Mia walked to the door to be let outside. Good girl, Mia. I looked out the window. Uh oh, she got distracted along the way to her potty spot and picked something up in her mouth. I walked outside. Mia, what is that? Oh great. A wing to some unfortunate victim of the cats. Give me that!
While out on a walk Mia suddenly pulled off to the side. Hey little pup, what do you think you're doing? Another bird? Oh no you don't! Let's go!
Bruno and Spencer: "Are we there yet? Oh, I think we are!"
Mia: "Where are we?"
Building Confidence—The Stairs
We brought Mia up to a house in the mountains that has a flight of steps leading up to the main level. We all walked into the house and up the steps wondering if Mia would bravely follow the three humans and two dogs. However, she just sat at the bottom of the steps and cried. And it was a pitiful cry. Her pack had gone somewhere she didn't think she could follow. Poor little Mia.
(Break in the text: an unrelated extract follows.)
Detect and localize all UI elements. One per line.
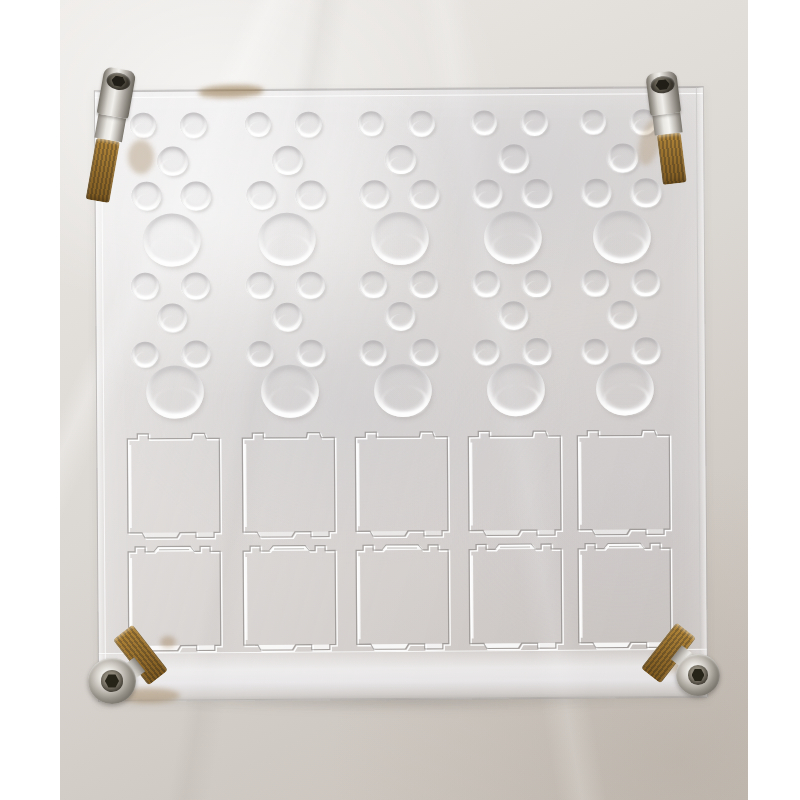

I could have simply carried her up, but I wanted to use this time as a lesson on climbing stairs and a confidence builder. I tried calling her with praise. She almost came but no, she was not confident enough. Sara got the treat bag and we waved a sweet potato wrapped in chicken in front of her nose. FOOD!! She slowly started following the food as I moved it up the steps. I was behind her, in case she slipped, with my arm reached over her head. Mia followed the smell all the way to the top where I slid it across the floor away from the top step and let her eat it. Good girl, Mia. I knew you could do it.
I did the same thing for the steps leading to the backyard. I let her walk out the door to the landing herself with only verbal praise. When she got to the end of the landing, I used a piece of orange to lure her down the steps. I stopped using treats for the actual housebreaking because I want her to think hard about what she is doing. However, this time I didn't want her to think. I wanted her to follow her nose and not give the steps much thought. Just go forward, steps are no big deal. Just be careful. Smell the food. Think about the food. I held the treat low so she would keep her eyes on her footing and not just the food. I moved slowly to help her not fall.
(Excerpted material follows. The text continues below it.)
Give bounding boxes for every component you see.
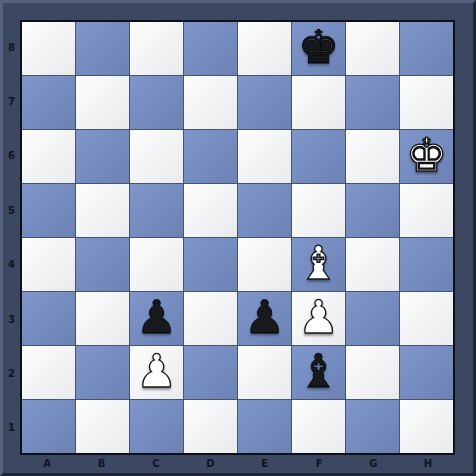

When Mia reached the ground she walked off to pee and poop.
She ran around with Spencer for a while.
I was on the top of the landing watching her in the yard. When Mia wanted to go back inside the warm house she went under the steps and cried. "I'm cold. How do I get inside?"
I walked down to the front of the steps where she could see me. "Baby-Mi. You silly girl. This way."
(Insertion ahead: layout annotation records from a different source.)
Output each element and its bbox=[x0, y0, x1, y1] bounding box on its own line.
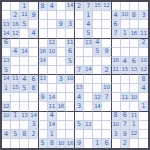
sudoku-cell-r14c2[interactable] bbox=[11, 121, 20, 130]
sudoku-cell-r11c1[interactable] bbox=[2, 93, 11, 102]
sudoku-cell-r3c10[interactable]: 4 bbox=[84, 20, 93, 29]
cell-digit: 4 bbox=[77, 94, 81, 101]
sudoku-cell-r2c16[interactable]: 3 bbox=[139, 11, 148, 20]
sudoku-cell-r14c14[interactable]: 7 bbox=[121, 121, 130, 130]
sudoku-cell-r9c3[interactable]: 4 bbox=[20, 75, 29, 84]
sudoku-cell-r8c7[interactable] bbox=[57, 66, 66, 75]
sudoku-cell-r16c3[interactable] bbox=[20, 139, 29, 148]
sudoku-cell-r6c1[interactable] bbox=[2, 48, 11, 57]
sudoku-cell-r1c2[interactable] bbox=[11, 2, 20, 11]
sudoku-cell-r5c9[interactable] bbox=[75, 39, 84, 48]
sudoku-cell-r3c3[interactable]: 5 bbox=[20, 20, 29, 29]
sudoku-cell-r3c11[interactable] bbox=[93, 20, 102, 29]
sudoku-cell-r7c8[interactable]: 5 bbox=[66, 57, 75, 66]
sudoku-cell-r15c10[interactable] bbox=[84, 130, 93, 139]
sudoku-cell-r16c4[interactable] bbox=[29, 139, 38, 148]
sudoku-cell-r14c12[interactable] bbox=[102, 121, 111, 130]
cell-digit: 5 bbox=[22, 21, 26, 28]
sudoku-cell-r5c14[interactable] bbox=[121, 39, 130, 48]
sudoku-cell-r5c15[interactable] bbox=[130, 39, 139, 48]
sudoku-cell-r8c15[interactable]: 13 bbox=[130, 66, 139, 75]
sudoku-cell-r6c8[interactable]: 6 bbox=[66, 48, 75, 57]
sudoku-cell-r13c1[interactable]: 10 bbox=[2, 112, 11, 121]
cell-digit: 13 bbox=[39, 76, 45, 82]
sudoku-cell-r1c3[interactable]: 1 bbox=[20, 2, 29, 11]
cell-digit: 6 bbox=[132, 58, 136, 65]
sudoku-cell-r13c5[interactable] bbox=[39, 112, 48, 121]
sudoku-cell-r16c13[interactable] bbox=[112, 139, 121, 148]
sudoku-cell-r3c9[interactable] bbox=[75, 20, 84, 29]
sudoku-cell-r4c8[interactable] bbox=[66, 29, 75, 38]
sudoku-cell-r6c11[interactable]: 5 bbox=[93, 48, 102, 57]
sudoku-cell-r1c5[interactable]: 8 bbox=[39, 2, 48, 11]
sudoku-cell-r13c13[interactable]: 8 bbox=[112, 112, 121, 121]
sudoku-cell-r10c9[interactable]: 13 bbox=[75, 84, 84, 93]
sudoku-cell-r16c12[interactable]: 6 bbox=[102, 139, 111, 148]
sudoku-cell-r11c5[interactable]: 9 bbox=[39, 93, 48, 102]
sudoku-cell-r9c9[interactable] bbox=[75, 75, 84, 84]
sudoku-cell-r10c10[interactable] bbox=[84, 84, 93, 93]
sudoku-cell-r10c7[interactable] bbox=[57, 84, 66, 93]
sudoku-cell-r14c7[interactable] bbox=[57, 121, 66, 130]
sudoku-cell-r11c7[interactable] bbox=[57, 93, 66, 102]
sudoku-cell-r15c1[interactable]: 4 bbox=[2, 130, 11, 139]
sudoku-cell-r1c4[interactable] bbox=[29, 2, 38, 11]
sudoku-cell-r15c4[interactable]: 2 bbox=[29, 130, 38, 139]
sudoku-cell-r1c1[interactable] bbox=[2, 2, 11, 11]
sudoku-cell-r14c3[interactable] bbox=[20, 121, 29, 130]
sudoku-cell-r14c10[interactable]: 12 bbox=[84, 121, 93, 130]
cell-digit: 10 bbox=[49, 49, 55, 55]
cell-digit: 1 bbox=[50, 131, 54, 138]
sudoku-cell-r10c3[interactable]: 5 bbox=[20, 84, 29, 93]
sudoku-cell-r12c10[interactable] bbox=[84, 102, 93, 111]
cell-digit: 3 bbox=[68, 21, 72, 28]
sudoku-cell-r6c4[interactable] bbox=[29, 48, 38, 57]
sudoku-cell-r5c5[interactable] bbox=[39, 39, 48, 48]
sudoku-cell-r4c2[interactable]: 12 bbox=[11, 29, 20, 38]
sudoku-cell-r16c7[interactable]: 10 bbox=[57, 139, 66, 148]
sudoku-cell-r9c16[interactable]: 8 bbox=[139, 75, 148, 84]
cell-digit: 12 bbox=[131, 131, 137, 137]
sudoku-cell-r10c8[interactable] bbox=[66, 84, 75, 93]
sudoku-cell-r8c6[interactable] bbox=[48, 66, 57, 75]
sudoku-cell-r1c6[interactable]: 4 bbox=[48, 2, 57, 11]
sudoku-cell-r11c8[interactable] bbox=[66, 93, 75, 102]
sudoku-cell-r1c7[interactable] bbox=[57, 2, 66, 11]
sudoku-cell-r14c13[interactable]: 10 bbox=[112, 121, 121, 130]
sudoku-cell-r16c2[interactable] bbox=[11, 139, 20, 148]
sudoku-cell-r11c12[interactable]: 7 bbox=[102, 93, 111, 102]
sudoku-cell-r4c15[interactable]: 16 bbox=[130, 29, 139, 38]
sudoku-cell-r10c5[interactable] bbox=[39, 84, 48, 93]
sudoku-cell-r13c10[interactable] bbox=[84, 112, 93, 121]
sudoku-cell-r5c8[interactable]: 11 bbox=[66, 39, 75, 48]
sudoku-cell-r12c4[interactable] bbox=[29, 102, 38, 111]
cell-digit: 5 bbox=[13, 131, 17, 138]
sudoku-cell-r14c8[interactable] bbox=[66, 121, 75, 130]
sudoku-cell-r7c6[interactable] bbox=[48, 57, 57, 66]
sudoku-cell-r2c5[interactable] bbox=[39, 11, 48, 20]
sudoku-cell-r2c8[interactable] bbox=[66, 11, 75, 20]
sudoku-cell-r7c13[interactable]: 16 bbox=[112, 57, 121, 66]
sudoku-cell-r12c14[interactable] bbox=[121, 102, 130, 111]
sudoku-cell-r13c8[interactable] bbox=[66, 112, 75, 121]
sudoku-cell-r8c3[interactable] bbox=[20, 66, 29, 75]
sudoku-cell-r16c5[interactable]: 5 bbox=[39, 139, 48, 148]
sudoku-cell-r9c1[interactable]: 14 bbox=[2, 75, 11, 84]
cell-digit: 5 bbox=[68, 58, 72, 65]
sudoku-cell-r10c16[interactable]: 4 bbox=[139, 84, 148, 93]
sudoku-cell-r15c9[interactable] bbox=[75, 130, 84, 139]
sudoku-cell-r15c13[interactable]: 3 bbox=[112, 130, 121, 139]
sudoku-cell-r11c2[interactable] bbox=[11, 93, 20, 102]
sudoku-cell-r12c5[interactable] bbox=[39, 102, 48, 111]
sudoku-cell-r15c14[interactable]: 9 bbox=[121, 130, 130, 139]
sudoku-cell-r2c14[interactable]: 10 bbox=[121, 11, 130, 20]
sudoku-cell-r5c7[interactable] bbox=[57, 39, 66, 48]
sudoku-cell-r5c4[interactable] bbox=[29, 39, 38, 48]
sudoku-cell-r15c11[interactable] bbox=[93, 130, 102, 139]
sudoku-cell-r13c16[interactable] bbox=[139, 112, 148, 121]
sudoku-cell-r2c1[interactable] bbox=[2, 11, 11, 20]
sudoku-cell-r15c6[interactable]: 1 bbox=[48, 130, 57, 139]
sudoku-cell-r9c2[interactable]: 11 bbox=[11, 75, 20, 84]
sudoku-cell-r14c1[interactable] bbox=[2, 121, 11, 130]
cell-digit: 6 bbox=[31, 76, 35, 83]
sudoku-cell-r7c4[interactable] bbox=[29, 57, 38, 66]
sudoku-cell-r14c9[interactable]: 5 bbox=[75, 121, 84, 130]
cell-digit: 11 bbox=[12, 76, 18, 82]
sudoku-cell-r5c3[interactable] bbox=[20, 39, 29, 48]
sudoku-cell-r5c10[interactable]: 13 bbox=[84, 39, 93, 48]
sudoku-cell-r13c14[interactable]: 6 bbox=[121, 112, 130, 121]
sudoku-cell-r3c5[interactable] bbox=[39, 20, 48, 29]
sudoku-cell-r1c8[interactable]: 14 bbox=[66, 2, 75, 11]
sudoku-cell-r8c4[interactable] bbox=[29, 66, 38, 75]
sudoku-cell-r2c6[interactable] bbox=[48, 11, 57, 20]
sudoku-cell-r9c12[interactable] bbox=[102, 75, 111, 84]
sudoku-cell-r14c4[interactable]: 3 bbox=[29, 121, 38, 130]
sudoku-cell-r4c16[interactable]: 11 bbox=[139, 29, 148, 38]
sudoku-cell-r1c11[interactable]: 15 bbox=[93, 2, 102, 11]
cell-digit: 1 bbox=[95, 140, 99, 147]
sudoku-cell-r7c2[interactable] bbox=[11, 57, 20, 66]
sudoku-cell-r12c15[interactable] bbox=[130, 102, 139, 111]
sudoku-cell-r9c11[interactable] bbox=[93, 75, 102, 84]
sudoku-cell-r5c2[interactable] bbox=[11, 39, 20, 48]
cell-digit: 10 bbox=[131, 95, 137, 101]
cell-digit: 1 bbox=[4, 85, 8, 92]
sudoku-cell-r3c1[interactable]: 13 bbox=[2, 20, 11, 29]
cell-digit: 14 bbox=[3, 31, 9, 37]
sudoku-cell-r3c14[interactable] bbox=[121, 20, 130, 29]
sudoku-cell-r9c13[interactable] bbox=[112, 75, 121, 84]
sudoku-cell-r4c14[interactable]: 1 bbox=[121, 29, 130, 38]
sudoku-cell-r15c12[interactable] bbox=[102, 130, 111, 139]
sudoku-cell-r10c2[interactable]: 15 bbox=[11, 84, 20, 93]
sudoku-cell-r4c11[interactable] bbox=[93, 29, 102, 38]
sudoku-cell-r8c2[interactable] bbox=[11, 66, 20, 75]
sudoku-cell-r6c16[interactable] bbox=[139, 48, 148, 57]
sudoku-cell-r15c5[interactable] bbox=[39, 130, 48, 139]
sudoku-cell-r10c12[interactable]: 10 bbox=[102, 84, 111, 93]
cell-digit: 9 bbox=[59, 21, 63, 28]
sudoku-cell-r3c8[interactable]: 3 bbox=[66, 20, 75, 29]
sudoku-cell-r2c15[interactable]: 8 bbox=[130, 11, 139, 20]
sudoku-cell-r12c11[interactable]: 14 bbox=[93, 102, 102, 111]
sudoku-cell-r6c2[interactable]: 4 bbox=[11, 48, 20, 57]
sudoku-cell-r16c9[interactable]: 9 bbox=[75, 139, 84, 148]
sudoku-cell-r12c12[interactable] bbox=[102, 102, 111, 111]
sudoku-cell-r1c16[interactable] bbox=[139, 2, 148, 11]
sudoku-cell-r14c15[interactable]: 1 bbox=[130, 121, 139, 130]
cell-digit: 2 bbox=[31, 131, 35, 138]
sudoku-cell-r4c1[interactable]: 14 bbox=[2, 29, 11, 38]
sudoku-cell-r7c1[interactable]: 13 bbox=[2, 57, 11, 66]
sudoku-cell-r11c14[interactable]: 11 bbox=[121, 93, 130, 102]
sudoku-cell-r7c5[interactable]: 14 bbox=[39, 57, 48, 66]
sudoku-cell-r11c15[interactable]: 10 bbox=[130, 93, 139, 102]
sudoku-cell-r15c16[interactable] bbox=[139, 130, 148, 139]
sudoku-cell-r12c7[interactable]: 16 bbox=[57, 102, 66, 111]
sudoku-cell-r12c1[interactable]: 12 bbox=[2, 102, 11, 111]
sudoku-cell-r6c15[interactable] bbox=[130, 48, 139, 57]
sudoku-cell-r13c2[interactable]: 1 bbox=[11, 112, 20, 121]
sudoku-cell-r7c11[interactable] bbox=[93, 57, 102, 66]
sudoku-cell-r8c8[interactable] bbox=[66, 66, 75, 75]
sudoku-cell-r13c7[interactable] bbox=[57, 112, 66, 121]
cell-digit: 3 bbox=[114, 131, 118, 138]
sudoku-cell-r5c1[interactable]: 6 bbox=[2, 39, 11, 48]
sudoku-cell-r11c6[interactable]: 14 bbox=[48, 93, 57, 102]
sudoku-cell-r8c9[interactable]: 7 bbox=[75, 66, 84, 75]
cell-digit: 7 bbox=[114, 30, 118, 37]
sudoku-cell-r12c3[interactable] bbox=[20, 102, 29, 111]
cell-digit: 14 bbox=[30, 113, 36, 119]
sudoku-cell-r4c7[interactable] bbox=[57, 29, 66, 38]
sudoku-cell-r3c13[interactable]: 6 bbox=[112, 20, 121, 29]
sudoku-cell-r6c10[interactable] bbox=[84, 48, 93, 57]
sudoku-cell-r12c6[interactable]: 11 bbox=[48, 102, 57, 111]
sudoku-cell-r2c10[interactable]: 1 bbox=[84, 11, 93, 20]
sudoku-cell-r9c10[interactable] bbox=[84, 75, 93, 84]
sudoku-cell-r16c11[interactable]: 1 bbox=[93, 139, 102, 148]
sudoku-cell-r2c2[interactable]: 2 bbox=[11, 11, 20, 20]
sudoku-cell-r10c6[interactable] bbox=[48, 84, 57, 93]
sudoku-cell-r8c16[interactable]: 12 bbox=[139, 66, 148, 75]
sudoku-cell-r1c12[interactable]: 12 bbox=[102, 2, 111, 11]
sudoku-cell-r16c1[interactable] bbox=[2, 139, 11, 148]
sudoku-cell-r2c4[interactable]: 9 bbox=[29, 11, 38, 20]
sudoku-cell-r8c1[interactable]: 5 bbox=[2, 66, 11, 75]
sudoku-cell-r14c11[interactable] bbox=[93, 121, 102, 130]
sudoku-cell-r7c15[interactable]: 6 bbox=[130, 57, 139, 66]
sudoku-cell-r1c9[interactable]: 2 bbox=[75, 2, 84, 11]
sudoku-cell-r8c10[interactable]: 14 bbox=[84, 66, 93, 75]
sudoku-cell-r7c7[interactable] bbox=[57, 57, 66, 66]
sudoku-cell-r3c7[interactable]: 9 bbox=[57, 20, 66, 29]
cell-digit: 8 bbox=[114, 112, 118, 119]
sudoku-cell-r2c11[interactable] bbox=[93, 11, 102, 20]
sudoku-cell-r13c9[interactable] bbox=[75, 112, 84, 121]
sudoku-cell-r8c13[interactable]: 11 bbox=[112, 66, 121, 75]
sudoku-cell-r2c3[interactable]: 11 bbox=[20, 11, 29, 20]
sudoku-cell-r10c4[interactable]: 8 bbox=[29, 84, 38, 93]
sudoku-cell-r1c15[interactable] bbox=[130, 2, 139, 11]
sudoku-cell-r6c7[interactable] bbox=[57, 48, 66, 57]
sudoku-cell-r12c9[interactable]: 3 bbox=[75, 102, 84, 111]
sudoku-cell-r8c11[interactable] bbox=[93, 66, 102, 75]
cell-digit: 10 bbox=[122, 12, 128, 18]
cell-digit: 2 bbox=[141, 39, 145, 46]
sudoku-cell-r6c5[interactable]: 16 bbox=[39, 48, 48, 57]
sudoku-cell-r5c16[interactable]: 2 bbox=[139, 39, 148, 48]
cell-digit: 12 bbox=[94, 95, 100, 101]
sudoku-cell-r13c11[interactable] bbox=[93, 112, 102, 121]
sudoku-cell-r1c13[interactable] bbox=[112, 2, 121, 11]
sudoku-cell-r4c9[interactable] bbox=[75, 29, 84, 38]
sudoku-cell-r3c6[interactable] bbox=[48, 20, 57, 29]
sudoku-cell-r16c8[interactable]: 16 bbox=[66, 139, 75, 148]
sudoku-cell-r11c16[interactable] bbox=[139, 93, 148, 102]
sudoku-cell-r12c8[interactable] bbox=[66, 102, 75, 111]
cell-digit: 4 bbox=[123, 58, 127, 65]
cell-digit: 16 bbox=[112, 58, 118, 64]
sudoku-cell-r2c13[interactable]: 4 bbox=[112, 11, 121, 20]
sudoku-cell-r3c2[interactable]: 16 bbox=[11, 20, 20, 29]
sudoku-cell-r4c12[interactable] bbox=[102, 29, 111, 38]
sudoku-cell-r12c13[interactable] bbox=[112, 102, 121, 111]
sudoku-cell-r13c6[interactable]: 4 bbox=[48, 112, 57, 121]
cell-digit: 2 bbox=[13, 12, 17, 19]
sudoku-cell-r6c14[interactable] bbox=[121, 48, 130, 57]
sudoku-cell-r13c12[interactable] bbox=[102, 112, 111, 121]
sudoku-cell-r3c16[interactable] bbox=[139, 20, 148, 29]
sudoku-cell-r6c12[interactable]: 9 bbox=[102, 48, 111, 57]
sudoku-cell-r4c13[interactable]: 7 bbox=[112, 29, 121, 38]
cell-digit: 5 bbox=[86, 30, 90, 37]
cell-digit: 12 bbox=[12, 31, 18, 37]
cell-digit: 12 bbox=[49, 40, 55, 46]
sudoku-cell-r9c6[interactable] bbox=[48, 75, 57, 84]
sudoku-cell-r6c3[interactable]: 14 bbox=[20, 48, 29, 57]
sudoku-cell-r6c13[interactable] bbox=[112, 48, 121, 57]
sudoku-cell-r13c4[interactable]: 14 bbox=[29, 112, 38, 121]
cell-digit: 4 bbox=[31, 30, 35, 37]
sudoku-cell-r14c5[interactable] bbox=[39, 121, 48, 130]
sudoku-cell-r11c4[interactable] bbox=[29, 93, 38, 102]
sudoku-cell-r11c11[interactable]: 12 bbox=[93, 93, 102, 102]
sudoku-cell-r4c4[interactable]: 4 bbox=[29, 29, 38, 38]
cell-digit: 7 bbox=[123, 121, 127, 128]
sudoku-cell-r3c4[interactable] bbox=[29, 20, 38, 29]
sudoku-cell-r6c6[interactable]: 10 bbox=[48, 48, 57, 57]
sudoku-cell-r15c3[interactable]: 8 bbox=[20, 130, 29, 139]
sudoku-cell-r16c10[interactable] bbox=[84, 139, 93, 148]
sudoku-cell-r6c9[interactable] bbox=[75, 48, 84, 57]
sudoku-cell-r9c15[interactable] bbox=[130, 75, 139, 84]
sudoku-cell-r13c15[interactable]: 11 bbox=[130, 112, 139, 121]
sudoku-cell-r16c15[interactable] bbox=[130, 139, 139, 148]
cell-digit: 7 bbox=[77, 67, 81, 74]
sudoku-cell-r7c14[interactable]: 4 bbox=[121, 57, 130, 66]
sudoku-cell-r9c8[interactable]: 10 bbox=[66, 75, 75, 84]
cell-digit: 16 bbox=[12, 22, 18, 28]
sudoku-cell-r10c1[interactable]: 1 bbox=[2, 84, 11, 93]
cell-digit: 8 bbox=[41, 3, 45, 10]
sudoku-cell-r4c6[interactable] bbox=[48, 29, 57, 38]
sudoku-cell-r2c12[interactable] bbox=[102, 11, 111, 20]
cell-digit: 9 bbox=[104, 48, 108, 55]
sudoku-cell-r11c13[interactable] bbox=[112, 93, 121, 102]
sudoku-cell-r7c10[interactable] bbox=[84, 57, 93, 66]
cell-digit: 2 bbox=[77, 3, 81, 10]
sudoku-cell-r9c5[interactable]: 13 bbox=[39, 75, 48, 84]
sudoku-cell-r9c14[interactable] bbox=[121, 75, 130, 84]
sudoku-cell-r9c4[interactable]: 6 bbox=[29, 75, 38, 84]
cell-digit: 13 bbox=[21, 113, 27, 119]
sudoku-cell-r2c7[interactable] bbox=[57, 11, 66, 20]
sudoku-cell-r14c16[interactable] bbox=[139, 121, 148, 130]
sudoku-cell-r15c2[interactable]: 5 bbox=[11, 130, 20, 139]
cell-digit: 1 bbox=[123, 30, 127, 37]
sudoku-cell-r11c10[interactable] bbox=[84, 93, 93, 102]
sudoku-cell-r12c16[interactable]: 1 bbox=[139, 102, 148, 111]
sudoku-cell-r1c10[interactable]: 7 bbox=[84, 2, 93, 11]
cell-digit: 8 bbox=[50, 140, 54, 147]
sudoku-cell-r8c12[interactable]: 2 bbox=[102, 66, 111, 75]
sudoku-cell-r8c5[interactable] bbox=[39, 66, 48, 75]
sudoku-cell-r9c7[interactable]: 3 bbox=[57, 75, 66, 84]
sudoku-cell-r10c11[interactable] bbox=[93, 84, 102, 93]
sudoku-cell-r16c6[interactable]: 8 bbox=[48, 139, 57, 148]
sudoku-cell-r7c12[interactable] bbox=[102, 57, 111, 66]
sudoku-cell-r2c9[interactable] bbox=[75, 11, 84, 20]
sudoku-cell-r15c7[interactable] bbox=[57, 130, 66, 139]
cell-digit: 10 bbox=[103, 85, 109, 91]
sudoku-cell-r5c12[interactable] bbox=[102, 39, 111, 48]
sudoku-cell-r3c15[interactable] bbox=[130, 20, 139, 29]
sudoku-cell-r15c15[interactable]: 12 bbox=[130, 130, 139, 139]
sudoku-cell-r5c6[interactable]: 12 bbox=[48, 39, 57, 48]
sudoku-cell-r14c6[interactable]: 14 bbox=[48, 121, 57, 130]
sudoku-cell-r16c16[interactable] bbox=[139, 139, 148, 148]
sudoku-cell-r12c2[interactable] bbox=[11, 102, 20, 111]
sudoku-cell-r10c14[interactable] bbox=[121, 84, 130, 93]
sudoku-cell-r5c11[interactable]: 4 bbox=[93, 39, 102, 48]
sudoku-cell-r1c14[interactable] bbox=[121, 2, 130, 11]
sudoku-cell-r4c5[interactable] bbox=[39, 29, 48, 38]
sudoku-cell-r7c9[interactable] bbox=[75, 57, 84, 66]
sudoku-cell-r3c12[interactable] bbox=[102, 20, 111, 29]
sudoku-cell-r15c8[interactable] bbox=[66, 130, 75, 139]
sudoku-cell-r7c3[interactable] bbox=[20, 57, 29, 66]
sudoku-cell-r11c3[interactable] bbox=[20, 93, 29, 102]
sudoku-cell-r10c15[interactable] bbox=[130, 84, 139, 93]
cell-digit: 4 bbox=[4, 131, 8, 138]
sudoku-cell-r10c13[interactable] bbox=[112, 84, 121, 93]
sudoku-cell-r4c3[interactable] bbox=[20, 29, 29, 38]
sudoku-cell-r11c9[interactable]: 4 bbox=[75, 93, 84, 102]
sudoku-cell-r7c16[interactable]: 10 bbox=[139, 57, 148, 66]
cell-digit: 4 bbox=[141, 85, 145, 92]
sudoku-cell-r5c13[interactable] bbox=[112, 39, 121, 48]
sudoku-cell-r16c14[interactable]: 2 bbox=[121, 139, 130, 148]
sudoku-cell-r4c10[interactable]: 5 bbox=[84, 29, 93, 38]
sudoku-cell-r8c14[interactable]: 15 bbox=[121, 66, 130, 75]
sudoku-cell-r13c3[interactable]: 13 bbox=[20, 112, 29, 121]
Something clicked in her brain. "Oh, I have to go around to the front! Here I come!"
I lured Mia back up the steps with another orange. Good girl.
I took the time to show Mia how to get out the door without food. I didn't use food to show her the door because I wanted her to be thinking about where we were going rather than eating. Follow your brain, not your nose. Then I used food to help her get down the steps without over thinking it. I didn't want her to think about the steps. Just follow your nose. It paid off. Even in the new house, she later walked on her own to the door when she had to go. I opened the door and she walked down the steps and out to the yard and peed and pooped.
Mia is learning in the early morning the older dogs want to sleep. She can play with her toys or she can calmly sleep with her brothers but she cannot jump or bite on them or she will be sent away. These are important pack manners that she needs to learn in order to fit in and be fully accepted by all.